Location: Emerging Pests and Pathogens ResearchTitle: Larval Bradysia impatiens (Diptera: Sciaridae) potential for vectoring Pythium root rot pathogens Author
|Wraight, Stephen - Steve|
Submitted to: Environmental Entomology
Publication Type: Peer Reviewed Journal
Publication Acceptance Date: 11/9/2011
Publication Date: 3/1/2012
Citation: Braun, S.E., Sanderson, J.P., Wraight, S.P. 2012. Larval Bradysia impatiens (Diptera: Sciaridae) potential for vectoring Pythium root rot pathogens. Environmental Entomology. 102:283-289. Interpretive Summary: Fungus gnat larvae are important greenhouse pests, causing damage by feeding/tunneling in plant roots and stems. These insects are also commonly associated with diseased plants, and it has long been speculated that they are important vectors of root-rot pathogens, including Pythium species. Previous laboratory studies based on Petri dish assays have revealed that fungus gnat larvae readily ingest Pythium spores and that ingested spores can survive passage through the larval gut and produce high rates of plant infection. However, little is known of the factors potentially affecting Pythium transmission by fungus gnat larvae under greenhouse conditions. Assays revealed that vectoring of Pythium to geranium seedlings varied greatly with the assay substrate and also with the number and nature of ingested spores. Transmission was high (65%) in Petri dishes with larvae fed a strain of Pythium that produced abundant thick-walled resting spores (oospores), but transmission of this strain was much lower (<6%) in plug cells with a commercial peat-based potting mix. Larvae were less efficient at vectoring Pythium strains that produced few oospores, and no transmission was observed with two non-oospore-producing strains. Passage through the larval guts significantly increased the viability (germinability) of Pythium oospores but greatly reduced the viability of other types of spores. These results indicate that fungus gnat larvae are less efficient vectors of Pythium pathogens than previously believed and will be useful to researchers developing IPM strategies for greenhouse pest and disease management.

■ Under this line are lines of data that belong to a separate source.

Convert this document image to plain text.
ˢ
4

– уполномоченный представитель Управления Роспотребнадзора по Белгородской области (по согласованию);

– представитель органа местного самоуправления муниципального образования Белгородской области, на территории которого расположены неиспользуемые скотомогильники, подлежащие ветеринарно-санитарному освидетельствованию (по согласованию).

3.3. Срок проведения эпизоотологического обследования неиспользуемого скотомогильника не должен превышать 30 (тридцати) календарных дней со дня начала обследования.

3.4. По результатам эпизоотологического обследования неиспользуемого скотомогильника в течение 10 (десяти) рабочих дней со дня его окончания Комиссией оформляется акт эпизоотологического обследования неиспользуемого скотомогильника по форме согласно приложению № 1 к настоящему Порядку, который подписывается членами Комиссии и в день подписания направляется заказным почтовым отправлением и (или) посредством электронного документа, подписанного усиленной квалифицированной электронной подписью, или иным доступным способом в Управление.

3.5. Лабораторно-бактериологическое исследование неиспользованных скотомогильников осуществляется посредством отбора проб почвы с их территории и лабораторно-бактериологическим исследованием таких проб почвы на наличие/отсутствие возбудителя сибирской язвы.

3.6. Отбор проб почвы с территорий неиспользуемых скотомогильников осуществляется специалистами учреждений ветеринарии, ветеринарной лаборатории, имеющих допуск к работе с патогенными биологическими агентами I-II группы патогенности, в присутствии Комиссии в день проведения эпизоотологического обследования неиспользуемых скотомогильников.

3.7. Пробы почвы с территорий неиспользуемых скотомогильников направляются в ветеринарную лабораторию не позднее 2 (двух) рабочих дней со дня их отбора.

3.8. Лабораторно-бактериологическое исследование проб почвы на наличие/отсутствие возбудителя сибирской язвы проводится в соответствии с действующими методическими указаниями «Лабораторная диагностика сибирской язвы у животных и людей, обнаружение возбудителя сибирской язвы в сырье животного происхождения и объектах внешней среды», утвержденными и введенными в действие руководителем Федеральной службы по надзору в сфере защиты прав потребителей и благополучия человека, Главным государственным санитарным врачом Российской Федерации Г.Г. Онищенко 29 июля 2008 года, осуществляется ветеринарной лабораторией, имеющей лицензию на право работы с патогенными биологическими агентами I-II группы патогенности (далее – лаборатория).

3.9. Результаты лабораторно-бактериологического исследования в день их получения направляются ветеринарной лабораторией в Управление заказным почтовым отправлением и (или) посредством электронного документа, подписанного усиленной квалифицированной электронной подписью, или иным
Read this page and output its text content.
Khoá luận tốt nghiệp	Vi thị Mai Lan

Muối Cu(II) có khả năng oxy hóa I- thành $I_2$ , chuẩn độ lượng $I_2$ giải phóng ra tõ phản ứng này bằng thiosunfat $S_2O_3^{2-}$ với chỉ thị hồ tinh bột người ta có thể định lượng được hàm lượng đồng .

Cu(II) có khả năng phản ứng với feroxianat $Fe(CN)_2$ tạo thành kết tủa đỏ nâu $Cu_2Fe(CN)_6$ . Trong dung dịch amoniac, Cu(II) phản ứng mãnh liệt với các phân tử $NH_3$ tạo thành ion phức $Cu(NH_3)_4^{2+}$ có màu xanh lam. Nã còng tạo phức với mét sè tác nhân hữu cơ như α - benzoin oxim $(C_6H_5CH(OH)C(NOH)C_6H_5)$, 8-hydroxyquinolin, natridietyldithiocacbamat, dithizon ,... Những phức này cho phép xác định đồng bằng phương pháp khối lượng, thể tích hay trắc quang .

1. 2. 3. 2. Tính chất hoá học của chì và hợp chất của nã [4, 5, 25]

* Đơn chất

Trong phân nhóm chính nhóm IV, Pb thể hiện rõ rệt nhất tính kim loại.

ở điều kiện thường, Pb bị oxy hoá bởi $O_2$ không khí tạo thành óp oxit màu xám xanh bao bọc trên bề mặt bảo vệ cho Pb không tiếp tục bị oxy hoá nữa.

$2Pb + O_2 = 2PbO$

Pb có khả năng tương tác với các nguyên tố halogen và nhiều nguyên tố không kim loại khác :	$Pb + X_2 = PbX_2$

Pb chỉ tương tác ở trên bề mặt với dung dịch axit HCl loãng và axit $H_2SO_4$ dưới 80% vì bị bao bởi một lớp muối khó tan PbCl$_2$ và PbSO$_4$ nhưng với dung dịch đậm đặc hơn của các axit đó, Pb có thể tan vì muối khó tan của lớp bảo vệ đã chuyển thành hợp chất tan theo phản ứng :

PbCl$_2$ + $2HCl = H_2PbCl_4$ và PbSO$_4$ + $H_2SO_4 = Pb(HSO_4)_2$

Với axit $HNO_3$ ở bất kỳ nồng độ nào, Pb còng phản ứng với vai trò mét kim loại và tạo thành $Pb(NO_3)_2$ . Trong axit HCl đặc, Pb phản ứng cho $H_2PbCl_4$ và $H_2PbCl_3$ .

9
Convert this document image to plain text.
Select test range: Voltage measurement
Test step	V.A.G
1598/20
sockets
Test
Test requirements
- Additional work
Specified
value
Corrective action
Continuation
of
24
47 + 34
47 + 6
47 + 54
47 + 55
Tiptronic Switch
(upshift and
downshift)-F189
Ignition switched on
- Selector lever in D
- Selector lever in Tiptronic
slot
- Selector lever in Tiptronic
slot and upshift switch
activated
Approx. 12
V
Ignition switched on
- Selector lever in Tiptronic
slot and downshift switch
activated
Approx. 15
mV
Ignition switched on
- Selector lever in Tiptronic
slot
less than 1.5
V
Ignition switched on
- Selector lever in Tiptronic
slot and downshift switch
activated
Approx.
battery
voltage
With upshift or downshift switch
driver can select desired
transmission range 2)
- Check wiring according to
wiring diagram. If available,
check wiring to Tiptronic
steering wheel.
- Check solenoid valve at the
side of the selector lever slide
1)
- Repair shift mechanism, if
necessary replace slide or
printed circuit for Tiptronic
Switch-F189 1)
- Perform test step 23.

Technical Abstract: A series of laboratory experiments were conducted to investigate the capacity of Bradysia impatiens (Johannsen) larvae to ingest propagules from two strains each of Pythium aphanidermatum (Edson) Fitzp. and P. ultimum Trow and transmit the pathogens to healthy geranium seedlings on a filter-paper substrate in Petri dishes. The capacity of fungus gnat larvae to transmit P. aphanidermatum to seedlings rooted in a commercial peat-based potting mix and germination of Pythium oospores and hyphal swellings before and after passage through the guts of larval fungus gnats were also examined. Assays revealed that Pythium¬ transmission by larval fungus gnats varied greatly with the assay substrate and also with the number and nature of ingested propagules. Transmission was highest (65%) in the Petri dish assays testing larvae fed P. aphanidermatum K-13, a strain that produced abundant oospores. Transmission of strain K-13 was much lower (< 6%) in plug cells with potting mix. Larvae were less efficient at vectoring P. ultimum strain PSN-1, which produced few oospores, and no transmission was observed with two non-oospore-producing strains: P. aphanidermatum Pa58 and P. ultimum P4. Passage of P. aphanidermatum K-13 through larval guts significantly increased oospore germination; however, decreased germination of hyphal swellings was observed following larval gut passage for strains of P. ultimum. These results expand previous studies suggesting that larval fungus gnats may vector Pythium spp.